Neuruppin, 21 July 2023
The Brandenburg Medical School Theodor Fontane (MHB) in Neuruppin brings statisticians, epidemiologists, psychologists and clinicians together for an international workshop. They exchange findings on the calculation of risks for diseases and discuss ways to use risk calculators for improved healthcare provision to healthy and sick people.
Today the Internet offers easy-to-handle calculation options to determine individual risks for a specific disease (or its cure). Physicians use some of these risk calculators in clinical practice as a basis for decisions on treatment. A widespread example is the Breast Cancer Risk Assessment Tool, or Gail Model, named after statistician and physician Mitchell Gail from the US-American National Cancer Institute. This model permits women to calculate their individual risk for breast cancer. The quality of the calculation, however, is unsteady, and patients may interpret statements such as “your lifetime risk of breast cancer is 11.1%” in different ways. The benefit for patients depends on a precise calculation of health risks and appropriate forms of communication.
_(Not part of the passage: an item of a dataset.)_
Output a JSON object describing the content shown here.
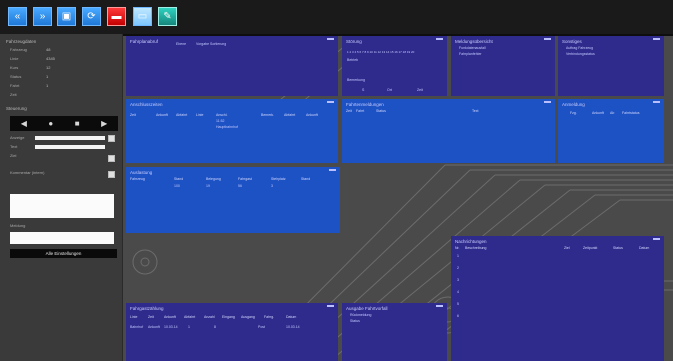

The Zentrum für Klinische Studien (ZKS/center for clinical studies) at the MHB organized an international workshop on “Risk Prediction, Communication and Perception in Health” from 13 to 15 July 2023. Prof. Dr. Michael Hauptmann, director of the ZKS and the MHB Institute of Biostatistics and Registry Research, welcomed over 60 scientists from seven countries who presented and discussed latest findings on how to calculate and communicate health risks. Participants included young researchers as well as experts of renown like Dr. Mitchell Gail, and also Sir Nicholas Wald from London who found a correlation between folic acid deficiency in pregnant women and spina bifida in their newborns.
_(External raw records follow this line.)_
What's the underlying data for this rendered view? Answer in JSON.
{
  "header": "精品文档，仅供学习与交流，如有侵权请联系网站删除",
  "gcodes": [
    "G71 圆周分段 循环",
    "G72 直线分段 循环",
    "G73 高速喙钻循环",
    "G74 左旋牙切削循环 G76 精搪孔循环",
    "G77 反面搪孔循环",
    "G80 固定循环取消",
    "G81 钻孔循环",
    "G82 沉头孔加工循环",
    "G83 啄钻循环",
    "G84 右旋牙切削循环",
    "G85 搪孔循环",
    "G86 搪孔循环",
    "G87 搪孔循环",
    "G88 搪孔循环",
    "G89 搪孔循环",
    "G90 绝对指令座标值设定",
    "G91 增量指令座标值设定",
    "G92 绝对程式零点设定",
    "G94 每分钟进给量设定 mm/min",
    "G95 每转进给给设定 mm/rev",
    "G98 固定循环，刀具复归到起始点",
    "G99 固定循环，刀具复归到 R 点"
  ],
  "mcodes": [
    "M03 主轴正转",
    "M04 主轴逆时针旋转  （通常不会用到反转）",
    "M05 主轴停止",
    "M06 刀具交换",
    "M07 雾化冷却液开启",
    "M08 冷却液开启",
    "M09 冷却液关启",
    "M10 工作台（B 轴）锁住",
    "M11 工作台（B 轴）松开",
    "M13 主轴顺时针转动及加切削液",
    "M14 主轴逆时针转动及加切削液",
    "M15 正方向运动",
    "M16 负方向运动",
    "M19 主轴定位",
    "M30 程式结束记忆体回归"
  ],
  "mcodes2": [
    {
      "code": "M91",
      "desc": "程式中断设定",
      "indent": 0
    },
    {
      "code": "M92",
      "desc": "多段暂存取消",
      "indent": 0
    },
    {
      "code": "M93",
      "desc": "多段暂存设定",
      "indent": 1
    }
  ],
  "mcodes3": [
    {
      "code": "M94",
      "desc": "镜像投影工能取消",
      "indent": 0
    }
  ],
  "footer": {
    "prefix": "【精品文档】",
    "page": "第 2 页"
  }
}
One conclusion from the workshop was that medical experts bear the responsibility to strictly check risk calculations for an immediate benefit to patients and to quantify this benefit. This is the only way for patients and clinicians to identify useful risk calculators among the rest.
Prof. Hauptmann is highly pleased with the workshop, the support received from the German Research Foundation and the large number of participants from Germany, US, UK and the Netherlands. He is convinced that new international contacts formed at the 3-day event will produce interesting research projects.